What’s new in the package

A catalog of new features, improvements, and bug-fixes in each release.

v0.12.dev

  • Deprecate covariances_X and cospectrum. #442 by @qbarthelemy

  • Add Python Array API support for NumPy/PyTorch backend transparency in core utility modules (base, covariance, distance, mean, geodesic, tangentspace, ajd, kernel, median), enabling execution on both NumPy arrays and PyTorch tensors with optional GPU acceleration and autograd support. #433 by @bruAristimunha

  • Move geometry modules (ajd, base, covariance, distance, geodesic, kernel, mean, median, tangentspace, test) from pyriemann.utils to a new standalone pyriemann.geometry subpackage. The old import paths (e.g. pyriemann.utils.mean, pyriemann.utils.kernel, pyriemann.utils.test) still work as backward-compatibility shims but emit a DeprecationWarning; rename to pyriemann.geometry.<module>. The private pyriemann.utils._backend and pyriemann._helpers modules also moved into pyriemann.geometry so that the subpackage is fully standalone (no internal pyriemann imports outside of itself). Module pyriemann.utils.utils is renamed to pyriemann.utils._check with the same shim+warning. Tests for moved modules are renamed test_utils_*test_geometry_*. #445 by @bruAristimunha

  • Enhance pyriemann.geometry.geodesic.geodesic() to accept alpha as an ndarray of shape (...,), allowing a different geodesic position per stacked matrix pair. #396 by @Fashad-Ahmed

  • Add example on Riemannian curvature analysis of sentence trajectories in language model embeddings, demonstrating how local metric tensors (SPD matrices) capture geometric structure in LLM latent spaces and enable classification of semantically distinct sentences using MDM. #448 by @SzczepanK112 and @gcattan

  • Add example on simulated SPD matrices to compare metrics. #451 by @qbarthelemy

  • Add Bini-Meini-Poloni (BMP) mean pyriemann.geometry.mean.mean_bmp(), and Cheap mean pyriemann.geometry.mean.mean_cheap(). #449 by @qbarthelemy

v0.11 (April 2026)

v0.10 (January 2026)

v0.9 (July 2025)

v0.8 (February 2025)

v0.7 (October 2024)

v0.6 (April 2024)

v0.5 (Jun 2023)

v0.4 (Feb 2023)

v0.3 (July 2022)

v0.2.7 (June 2021)

v0.2.6 (March 2020)

  • Remove support for Python 2, and update code for better scikit-learn v0.22 support. #79 by @alexandrebarachant

v0.2.5 (January 2018)

v0.2.4 (June 2016)

  • Improve documentation.

  • Add TSclassifier for out-of the box tangent space classification.

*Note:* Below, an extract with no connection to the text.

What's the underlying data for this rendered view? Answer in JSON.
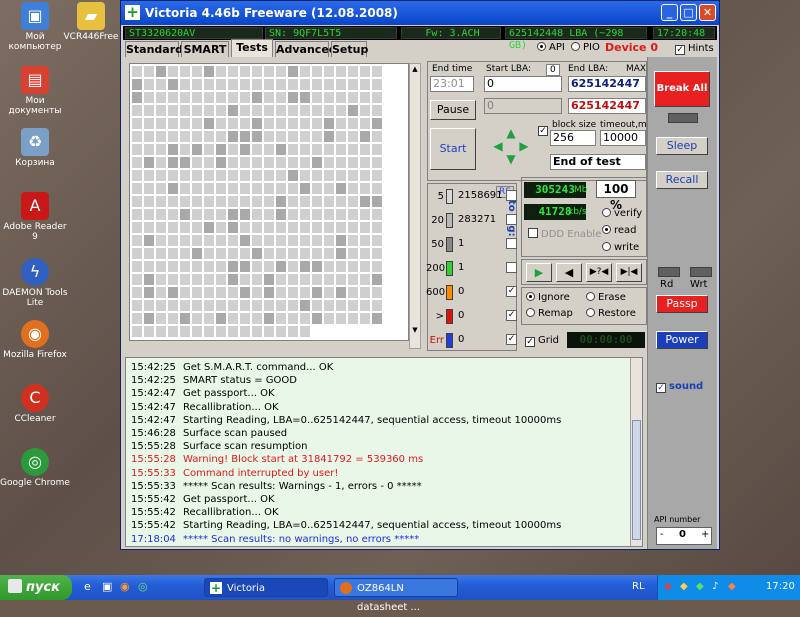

  • Add Wasserstein distance and mean.

  • Add KNearestNeighbor classifier.

  • Add softmax probabilities for MDM.

  • Add CSP for covariance matrices.

  • Add approximate joint diagonalization algorithms: JADE, PHAM, UWEDGE.

  • Add ALE mean.

  • Add multiclass CSP.

  • Correct param name in CospCovariances to comply to scikit-learn.

  • Correct attributes name in most modules to comply to the scikit-learn naming convention.

  • Add HankelCovariances estimation.

  • Add SPoC spatial filtering.

  • Add harmonic mean.

  • Add Kullback-Leibler mean.

v0.2.3 (November 2015)

  • Add multiprocessing for MDM with joblib.

  • Add Kullback-Leibler divergence.

  • Add Riemannian Potato.

  • Add sample_weight for mean estimation and MDM.

v0.2.2 (June 2015)

  • Add possibility to use a dictionary to define metrics used for MDM.

  • Add svd argument in ERPCovariances.

v0.1 (April 2015)

  • Add MDM and first utils (distance, mean, geodesic, covariance).

  • Add FgMDM, TangentSpace, FGDA.

  • Add ElectrodeSelection, Covariances, ERPCovariances, XdawnCovariances, Xdawn.

  • Add examples for motor imagery ad ERP.